A go-faster diesel, these days, is about as newsworthy as some shock survey on house prices. But hold on, because the arrival of VW’s most powerful diesel-powered production Golf certainly merits proper front-page space: this could be a new marker post in diesel’s ascendance to true performance status?

Promising parentage
The parentage of this car is certainly promising. VW are the definitive kings of diesel. From the titchy 1.2-litre turbo unit used for the now-liquidated Lupo to the ball-breaking six-litre W12 lump that fired up the Phaeton limousine, no brand has invested more thought and ingenuity in transforming what was originally seen as the preferred propulsion of farmers and hauliers into the default choice for go-ahead, modern transportation.

But the GTD is about far more than that. Overlooking the temptation to invoke the words “shooting” and “foot”, the GTD is fashioned inside and out to be bought as a no-brainer alternative to the conventional GTI. So why exactly would you swap your dreams of Grand Touring Internationale in favour of geetee-ing by diesel?

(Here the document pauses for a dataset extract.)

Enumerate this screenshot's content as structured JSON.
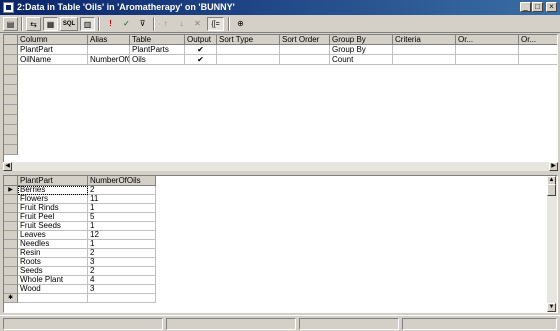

Shift the argument from your heart to your wallet
The reasons come thick and fast. If you’re a GTI diehard, you’re probably not going to be too impressed by this imposter’s requirement of 8.1 seconds to reach 62mph in lieu of the GTI’s furlongs-faster 6.9. And the top speed of 136mph here won’t outgun the GTI’s more effortless 149mph. Shift the argument a few centimetres from your heart to your wallet though and the GTD’s 53.3mpg, weighed against the GTI’s best effort of 38.7mpg, speaks largely for itself.

Should you cane the GTD, you’ll hit empty far more quickly, of course, but this is a car with the ability to cover 650 miles on a full tank – proper Grand Touring then, unless petrol pumps are your secret fetish.

An enjoyable drive
And believe me, you would enjoy every mile. Bear in mind that the GTD musters 170PS and 258lb ft of torque, with the vast majority of that muscle being available from as low as 1,750rpm. VW has upped the ante with the technology for its petrol GTI, of course, by making the latest model both super- and turbo-charged, with the result that the GTI pulls from just 1,700rpm. But for sheer elastic oomph, the GTD is a non-stop thrill.

And the effortless performance is all the more enjoyable for the fact that this is the steering feels ultra-precise, while grip is so plentiful it’s as surefooted as something off a racetrack. My road tester, incidentally, came fitted with the £1,350 option of VW’s six-speed paddle-change direct-shift gearbox. Some auto set-ups are a spanner in the works; this one is push-button genius.

 A convincing package
Convinced yet? CO2 figures of 139g/km, against the petrol equivalent of 170, might help – that means the diesel sits in band C while the petrol lags in E, so your GTD tax disc for a year costs £40 less, at £110. Insurance limbos in lower, too – the GTD sits in group 15, while its money-burning brother languishes in 17.

All of which makes this the thinking man’s hot hatch, if tooling around in a performance hatchback ever can be the preserve of those who spend large amounts of time thinking. One point, however, is assured: VW’s brand of automotive cake is one that you can happily take possession of and eat with no fear of long-term indigestion.